Not yet eight and already immune to her environment, Gennifer proceeded to direct me into her room and handed me a naked doll with semi-matted, strawberry-blonde hair. She held the Midge doll up with a reverence that I usually reserved for birthday cake or my own can of Easy Cheese, a holiday tradition in my house.

“Midge is dirty, but she’s the best because she isn’t married,” she explained. I feigned interest in her invented story of a “Sexy Thang,” (Midge) and her “boyfriend” (Ken) who liked to take her for walks and numerous trips to Wal-Mart for cigarettes. We moved Midge’s legs back and forth on her bed, and even had her carry Ken by balancing his naked torso in her forever outstretched, plastic arms.

“He’s had a bad day,” I said. “He’s probably drunk and needs some help to get around.” Gennifer agreed, and gingerly laid him down on the pillow. “He needs to rest, or he’s gonna whoop some ass!” she said, flashing a crooked smile and displaying an angular, erupting new front tooth. I smiled back and meant it. “Finally,” I thought, “weirdo Gennifer seems so completely normal.”

Suddenly, my stomach twinged with hunger. It was nearing dinner time and I prayed it wouldn’t include another night of deer stew. “Delicious, delicious meat that we got ourselves,” my mother would say as she stirred the simmering pot of tomato sauce, gelatinous vegetables and game.

After one last pretend trip to “get smokes for my baby,” I handed Midge back to Gennifer and left her house, waving once to beautiful Brock. He didn’t look up in my direction, but kept his eyes peeled on his father’s face as he watched the news. He seemed quiet, shrunken, and distantly younger than he really was.

I never played with Gennifer again. I began to ignore her at Girl Scouts too, and began sitting and socializing with a set of overweight black twins. They were loud, and fun, and more importantly, didn’t want to come over to play. Simply put, I felt too weird over at Gennifer’s house. I knew from days and nights of experience that it was just a matter of time before someone was going to yell. Someone was going to cry. Someone was going to need to hide.

Though Brock had promised to come over to my place during the first few months of school, he never reached my front door. The borderlands between my home and his stretched beyond the three blocks between us.
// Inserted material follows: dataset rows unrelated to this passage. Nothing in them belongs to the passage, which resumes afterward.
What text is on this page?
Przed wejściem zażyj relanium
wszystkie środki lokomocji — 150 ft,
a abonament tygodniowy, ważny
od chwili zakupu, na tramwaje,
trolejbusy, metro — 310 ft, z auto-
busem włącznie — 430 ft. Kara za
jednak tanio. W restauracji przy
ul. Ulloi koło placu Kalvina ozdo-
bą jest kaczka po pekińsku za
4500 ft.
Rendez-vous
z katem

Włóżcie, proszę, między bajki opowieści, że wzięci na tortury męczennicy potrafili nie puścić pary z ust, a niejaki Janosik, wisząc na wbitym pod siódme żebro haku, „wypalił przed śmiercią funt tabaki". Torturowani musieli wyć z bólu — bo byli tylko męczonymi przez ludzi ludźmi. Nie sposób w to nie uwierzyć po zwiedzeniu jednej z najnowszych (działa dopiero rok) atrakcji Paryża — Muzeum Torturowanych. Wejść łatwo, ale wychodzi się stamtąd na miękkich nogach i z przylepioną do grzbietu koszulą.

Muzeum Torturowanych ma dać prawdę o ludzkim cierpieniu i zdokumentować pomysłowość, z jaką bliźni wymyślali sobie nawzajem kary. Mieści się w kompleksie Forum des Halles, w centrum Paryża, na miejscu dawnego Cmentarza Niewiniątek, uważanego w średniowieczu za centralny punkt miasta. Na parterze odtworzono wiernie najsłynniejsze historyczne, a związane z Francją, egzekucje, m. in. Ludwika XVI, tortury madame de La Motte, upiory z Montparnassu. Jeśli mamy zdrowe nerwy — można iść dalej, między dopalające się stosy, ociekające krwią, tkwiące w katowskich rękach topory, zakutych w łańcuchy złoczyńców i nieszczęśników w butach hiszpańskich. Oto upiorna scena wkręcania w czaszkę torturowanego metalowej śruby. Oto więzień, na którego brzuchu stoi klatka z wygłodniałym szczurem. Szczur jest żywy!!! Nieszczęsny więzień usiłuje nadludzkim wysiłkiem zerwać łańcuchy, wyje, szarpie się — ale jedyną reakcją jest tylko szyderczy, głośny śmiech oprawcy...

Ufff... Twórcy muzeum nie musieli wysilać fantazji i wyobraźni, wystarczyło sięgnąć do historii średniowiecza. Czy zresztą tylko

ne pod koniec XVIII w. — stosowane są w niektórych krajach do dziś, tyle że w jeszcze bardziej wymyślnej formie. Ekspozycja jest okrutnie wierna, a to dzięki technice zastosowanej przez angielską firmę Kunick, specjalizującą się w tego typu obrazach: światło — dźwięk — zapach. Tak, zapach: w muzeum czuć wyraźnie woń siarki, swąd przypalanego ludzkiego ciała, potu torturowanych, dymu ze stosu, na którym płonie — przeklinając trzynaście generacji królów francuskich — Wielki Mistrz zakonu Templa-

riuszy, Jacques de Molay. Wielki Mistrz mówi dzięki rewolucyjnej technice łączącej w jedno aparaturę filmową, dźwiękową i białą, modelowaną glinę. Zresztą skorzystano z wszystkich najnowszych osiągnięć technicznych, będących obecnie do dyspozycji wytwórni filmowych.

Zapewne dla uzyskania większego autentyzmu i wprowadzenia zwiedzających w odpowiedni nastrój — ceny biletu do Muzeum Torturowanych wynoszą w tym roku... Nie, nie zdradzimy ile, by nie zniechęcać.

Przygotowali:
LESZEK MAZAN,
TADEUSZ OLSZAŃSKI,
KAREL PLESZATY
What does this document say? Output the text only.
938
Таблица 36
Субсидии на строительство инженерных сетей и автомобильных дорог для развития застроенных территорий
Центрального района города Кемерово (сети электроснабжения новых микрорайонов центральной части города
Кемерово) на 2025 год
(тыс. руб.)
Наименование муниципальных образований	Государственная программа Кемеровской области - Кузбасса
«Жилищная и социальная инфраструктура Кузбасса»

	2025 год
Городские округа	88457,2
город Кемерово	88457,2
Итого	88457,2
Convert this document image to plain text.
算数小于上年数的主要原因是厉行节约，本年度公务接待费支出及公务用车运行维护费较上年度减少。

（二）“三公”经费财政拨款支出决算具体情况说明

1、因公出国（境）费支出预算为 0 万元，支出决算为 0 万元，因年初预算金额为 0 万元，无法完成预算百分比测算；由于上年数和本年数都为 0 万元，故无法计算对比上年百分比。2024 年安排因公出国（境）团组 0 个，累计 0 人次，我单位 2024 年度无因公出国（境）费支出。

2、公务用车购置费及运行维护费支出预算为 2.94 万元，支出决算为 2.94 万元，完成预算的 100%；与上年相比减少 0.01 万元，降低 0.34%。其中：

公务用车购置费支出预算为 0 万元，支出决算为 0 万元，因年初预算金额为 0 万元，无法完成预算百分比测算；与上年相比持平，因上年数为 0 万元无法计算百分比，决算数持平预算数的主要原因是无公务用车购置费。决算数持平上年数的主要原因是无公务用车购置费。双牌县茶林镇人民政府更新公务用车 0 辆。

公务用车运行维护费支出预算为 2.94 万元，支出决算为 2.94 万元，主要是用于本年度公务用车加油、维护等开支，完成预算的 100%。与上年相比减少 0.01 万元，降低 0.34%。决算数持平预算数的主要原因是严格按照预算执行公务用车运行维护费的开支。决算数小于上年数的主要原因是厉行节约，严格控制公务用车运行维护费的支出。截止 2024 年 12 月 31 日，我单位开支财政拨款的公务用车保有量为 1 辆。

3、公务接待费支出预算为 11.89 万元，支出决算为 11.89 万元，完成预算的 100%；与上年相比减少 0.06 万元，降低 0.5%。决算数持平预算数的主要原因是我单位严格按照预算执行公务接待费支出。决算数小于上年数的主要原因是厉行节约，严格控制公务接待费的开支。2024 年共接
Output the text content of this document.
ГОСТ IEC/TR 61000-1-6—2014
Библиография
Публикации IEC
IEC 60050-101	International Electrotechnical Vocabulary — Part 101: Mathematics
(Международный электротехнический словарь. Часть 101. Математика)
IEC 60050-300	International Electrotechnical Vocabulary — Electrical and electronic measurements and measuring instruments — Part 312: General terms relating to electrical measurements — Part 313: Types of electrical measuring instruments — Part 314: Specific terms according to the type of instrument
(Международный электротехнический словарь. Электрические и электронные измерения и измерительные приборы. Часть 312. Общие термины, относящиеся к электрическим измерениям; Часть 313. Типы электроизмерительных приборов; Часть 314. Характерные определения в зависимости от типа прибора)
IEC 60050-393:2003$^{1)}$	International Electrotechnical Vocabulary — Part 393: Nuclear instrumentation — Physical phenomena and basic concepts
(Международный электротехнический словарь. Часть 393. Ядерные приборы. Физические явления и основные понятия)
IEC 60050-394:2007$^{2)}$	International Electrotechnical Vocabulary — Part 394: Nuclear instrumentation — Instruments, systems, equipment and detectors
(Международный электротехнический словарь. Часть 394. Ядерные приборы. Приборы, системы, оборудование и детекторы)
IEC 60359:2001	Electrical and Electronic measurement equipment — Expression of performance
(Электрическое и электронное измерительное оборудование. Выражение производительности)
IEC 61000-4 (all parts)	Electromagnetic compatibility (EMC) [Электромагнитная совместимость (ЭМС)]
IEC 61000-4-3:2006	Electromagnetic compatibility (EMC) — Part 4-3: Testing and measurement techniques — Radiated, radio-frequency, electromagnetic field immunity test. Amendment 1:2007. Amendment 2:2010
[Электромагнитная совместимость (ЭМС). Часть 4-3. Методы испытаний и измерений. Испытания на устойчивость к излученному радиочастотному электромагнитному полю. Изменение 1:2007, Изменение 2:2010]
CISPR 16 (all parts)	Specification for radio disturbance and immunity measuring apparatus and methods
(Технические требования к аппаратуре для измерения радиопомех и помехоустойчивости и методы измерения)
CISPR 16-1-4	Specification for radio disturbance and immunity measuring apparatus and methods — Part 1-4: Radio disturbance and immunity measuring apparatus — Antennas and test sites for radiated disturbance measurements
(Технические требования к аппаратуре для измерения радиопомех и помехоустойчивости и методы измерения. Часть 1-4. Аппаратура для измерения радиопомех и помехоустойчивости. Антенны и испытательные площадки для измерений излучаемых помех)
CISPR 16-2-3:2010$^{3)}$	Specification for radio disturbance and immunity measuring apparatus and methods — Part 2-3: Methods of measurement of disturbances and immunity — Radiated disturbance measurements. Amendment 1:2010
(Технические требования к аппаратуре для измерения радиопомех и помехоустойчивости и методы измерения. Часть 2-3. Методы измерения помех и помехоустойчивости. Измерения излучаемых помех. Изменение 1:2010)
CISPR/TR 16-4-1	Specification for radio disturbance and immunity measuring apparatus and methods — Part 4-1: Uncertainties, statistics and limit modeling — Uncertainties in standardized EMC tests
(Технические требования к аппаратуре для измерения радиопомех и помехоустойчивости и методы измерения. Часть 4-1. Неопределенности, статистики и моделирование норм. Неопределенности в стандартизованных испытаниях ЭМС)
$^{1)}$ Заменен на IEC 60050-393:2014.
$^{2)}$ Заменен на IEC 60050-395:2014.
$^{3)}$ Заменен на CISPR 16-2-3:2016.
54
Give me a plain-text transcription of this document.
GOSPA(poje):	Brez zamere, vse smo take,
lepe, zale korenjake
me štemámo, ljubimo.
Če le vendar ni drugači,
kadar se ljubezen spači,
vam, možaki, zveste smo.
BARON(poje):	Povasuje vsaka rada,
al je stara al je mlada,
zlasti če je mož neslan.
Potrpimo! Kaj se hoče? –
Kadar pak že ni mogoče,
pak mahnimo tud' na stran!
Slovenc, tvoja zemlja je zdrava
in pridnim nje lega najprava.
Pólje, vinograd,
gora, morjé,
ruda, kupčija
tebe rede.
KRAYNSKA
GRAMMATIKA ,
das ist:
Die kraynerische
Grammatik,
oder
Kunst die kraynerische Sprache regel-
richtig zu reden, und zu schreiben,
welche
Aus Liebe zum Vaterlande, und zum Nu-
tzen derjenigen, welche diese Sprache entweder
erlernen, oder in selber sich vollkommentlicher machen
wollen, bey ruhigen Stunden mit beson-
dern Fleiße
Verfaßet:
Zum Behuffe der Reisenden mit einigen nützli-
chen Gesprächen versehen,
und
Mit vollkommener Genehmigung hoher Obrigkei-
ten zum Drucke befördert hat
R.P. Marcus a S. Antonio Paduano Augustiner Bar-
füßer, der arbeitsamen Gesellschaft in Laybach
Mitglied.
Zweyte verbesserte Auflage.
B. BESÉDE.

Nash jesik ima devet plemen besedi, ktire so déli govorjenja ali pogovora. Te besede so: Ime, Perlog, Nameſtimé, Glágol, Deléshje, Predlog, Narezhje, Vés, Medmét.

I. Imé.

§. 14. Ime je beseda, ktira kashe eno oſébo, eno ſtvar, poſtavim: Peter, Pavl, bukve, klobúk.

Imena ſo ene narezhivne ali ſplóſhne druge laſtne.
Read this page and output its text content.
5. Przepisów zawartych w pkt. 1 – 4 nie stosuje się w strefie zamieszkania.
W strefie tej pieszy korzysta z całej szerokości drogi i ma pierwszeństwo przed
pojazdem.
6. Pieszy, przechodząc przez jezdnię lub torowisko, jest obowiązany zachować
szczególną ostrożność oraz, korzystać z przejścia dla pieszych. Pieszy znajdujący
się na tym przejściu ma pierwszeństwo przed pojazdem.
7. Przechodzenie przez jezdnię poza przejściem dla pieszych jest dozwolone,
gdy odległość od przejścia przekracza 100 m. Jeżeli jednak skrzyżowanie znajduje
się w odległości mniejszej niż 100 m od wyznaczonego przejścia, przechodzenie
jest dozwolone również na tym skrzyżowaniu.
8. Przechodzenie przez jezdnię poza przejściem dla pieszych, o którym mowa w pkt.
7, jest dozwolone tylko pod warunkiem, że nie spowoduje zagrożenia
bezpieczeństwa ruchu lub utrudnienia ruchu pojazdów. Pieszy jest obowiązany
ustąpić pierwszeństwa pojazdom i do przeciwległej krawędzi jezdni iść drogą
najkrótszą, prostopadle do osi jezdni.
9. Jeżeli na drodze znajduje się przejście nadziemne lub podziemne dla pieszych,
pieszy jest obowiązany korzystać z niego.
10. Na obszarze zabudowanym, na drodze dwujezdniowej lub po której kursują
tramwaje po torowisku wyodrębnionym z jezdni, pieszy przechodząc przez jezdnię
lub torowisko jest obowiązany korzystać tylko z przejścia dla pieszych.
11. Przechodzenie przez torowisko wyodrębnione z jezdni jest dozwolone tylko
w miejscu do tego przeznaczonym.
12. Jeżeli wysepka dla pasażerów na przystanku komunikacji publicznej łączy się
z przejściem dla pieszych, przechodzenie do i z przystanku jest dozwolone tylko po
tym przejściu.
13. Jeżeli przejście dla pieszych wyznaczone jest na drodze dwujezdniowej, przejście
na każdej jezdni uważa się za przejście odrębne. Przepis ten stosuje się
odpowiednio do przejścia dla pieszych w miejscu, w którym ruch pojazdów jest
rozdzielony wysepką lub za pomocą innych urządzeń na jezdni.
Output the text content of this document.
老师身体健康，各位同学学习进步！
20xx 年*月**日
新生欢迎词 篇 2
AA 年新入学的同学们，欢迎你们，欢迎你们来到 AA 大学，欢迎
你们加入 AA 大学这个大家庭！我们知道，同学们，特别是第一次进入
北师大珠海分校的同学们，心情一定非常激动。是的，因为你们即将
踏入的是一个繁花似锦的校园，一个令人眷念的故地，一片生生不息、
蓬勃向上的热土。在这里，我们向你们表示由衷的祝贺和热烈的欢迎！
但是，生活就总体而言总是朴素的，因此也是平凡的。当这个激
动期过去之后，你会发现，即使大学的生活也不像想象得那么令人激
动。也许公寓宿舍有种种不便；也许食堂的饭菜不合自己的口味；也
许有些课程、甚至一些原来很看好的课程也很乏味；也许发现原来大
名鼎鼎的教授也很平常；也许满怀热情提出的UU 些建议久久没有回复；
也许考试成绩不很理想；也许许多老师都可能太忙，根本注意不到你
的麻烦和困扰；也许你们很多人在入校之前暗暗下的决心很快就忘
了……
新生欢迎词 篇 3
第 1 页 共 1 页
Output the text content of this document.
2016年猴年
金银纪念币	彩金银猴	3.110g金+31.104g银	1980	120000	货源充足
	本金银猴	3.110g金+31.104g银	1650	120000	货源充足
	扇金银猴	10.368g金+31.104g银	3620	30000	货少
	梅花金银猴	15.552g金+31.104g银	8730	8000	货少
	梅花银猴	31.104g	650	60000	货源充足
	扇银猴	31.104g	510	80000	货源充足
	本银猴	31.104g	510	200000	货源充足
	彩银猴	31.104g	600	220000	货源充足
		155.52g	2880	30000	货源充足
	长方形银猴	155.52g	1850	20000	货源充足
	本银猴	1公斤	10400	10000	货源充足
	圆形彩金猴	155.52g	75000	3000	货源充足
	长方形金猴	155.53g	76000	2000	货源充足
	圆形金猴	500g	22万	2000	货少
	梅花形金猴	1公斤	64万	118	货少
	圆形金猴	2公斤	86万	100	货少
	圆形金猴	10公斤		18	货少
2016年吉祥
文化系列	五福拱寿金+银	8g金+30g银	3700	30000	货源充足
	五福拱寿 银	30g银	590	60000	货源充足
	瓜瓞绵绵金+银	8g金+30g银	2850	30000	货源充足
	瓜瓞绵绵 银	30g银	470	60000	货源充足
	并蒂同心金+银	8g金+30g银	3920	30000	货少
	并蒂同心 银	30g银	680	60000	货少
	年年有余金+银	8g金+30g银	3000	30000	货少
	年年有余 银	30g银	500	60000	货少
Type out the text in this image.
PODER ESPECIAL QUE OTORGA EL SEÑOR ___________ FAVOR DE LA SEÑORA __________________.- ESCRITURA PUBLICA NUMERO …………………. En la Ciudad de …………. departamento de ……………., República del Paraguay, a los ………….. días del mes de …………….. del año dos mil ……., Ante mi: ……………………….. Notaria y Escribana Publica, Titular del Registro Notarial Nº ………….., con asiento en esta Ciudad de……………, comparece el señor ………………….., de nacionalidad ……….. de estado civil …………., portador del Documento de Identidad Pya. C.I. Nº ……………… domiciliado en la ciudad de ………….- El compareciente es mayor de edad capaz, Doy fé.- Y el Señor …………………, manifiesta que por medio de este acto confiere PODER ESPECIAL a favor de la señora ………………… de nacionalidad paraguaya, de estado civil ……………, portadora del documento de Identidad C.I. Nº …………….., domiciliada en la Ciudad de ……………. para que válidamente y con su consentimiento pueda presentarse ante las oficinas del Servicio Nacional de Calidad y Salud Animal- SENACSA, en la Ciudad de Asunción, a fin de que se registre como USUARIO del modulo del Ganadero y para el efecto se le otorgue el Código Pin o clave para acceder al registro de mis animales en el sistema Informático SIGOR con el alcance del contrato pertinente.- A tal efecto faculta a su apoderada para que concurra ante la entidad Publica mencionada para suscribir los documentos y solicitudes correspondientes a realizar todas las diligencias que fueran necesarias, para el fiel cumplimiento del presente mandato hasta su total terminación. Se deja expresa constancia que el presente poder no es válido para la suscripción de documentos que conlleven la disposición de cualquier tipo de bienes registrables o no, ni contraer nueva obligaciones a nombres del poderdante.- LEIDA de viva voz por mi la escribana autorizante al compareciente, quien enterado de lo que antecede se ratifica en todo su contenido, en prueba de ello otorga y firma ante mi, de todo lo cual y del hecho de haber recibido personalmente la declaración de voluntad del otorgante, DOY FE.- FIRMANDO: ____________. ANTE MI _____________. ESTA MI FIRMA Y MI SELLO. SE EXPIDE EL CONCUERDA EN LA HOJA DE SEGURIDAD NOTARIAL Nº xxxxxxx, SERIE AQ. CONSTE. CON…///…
I asked him about it one day at school, but he didn’t respond. That afternoon on the bus ride home from school, Brock sat next to me and started to talk quickly, nervously.

“I wanted to come in, but you know, I didn’t want to get in trouble,” he said. “Does that car, um, run, or does your dad have to fix it a lot too?,” He asked, referring to the ever-presently-broken Ford littering our yard.

I felt my stomach begin to clinch and my shame, a distinct combination of nausea and terror, emanating upwards, radiating my entire torso in a searing redness. I looked down to the floor of the bus and watched my dirty plastic thermos roll back and forth between my shabby canvas shoes, and I knew. I knew even if I never touched Brock Shamos again, we’d share a membership in the club, now and forever.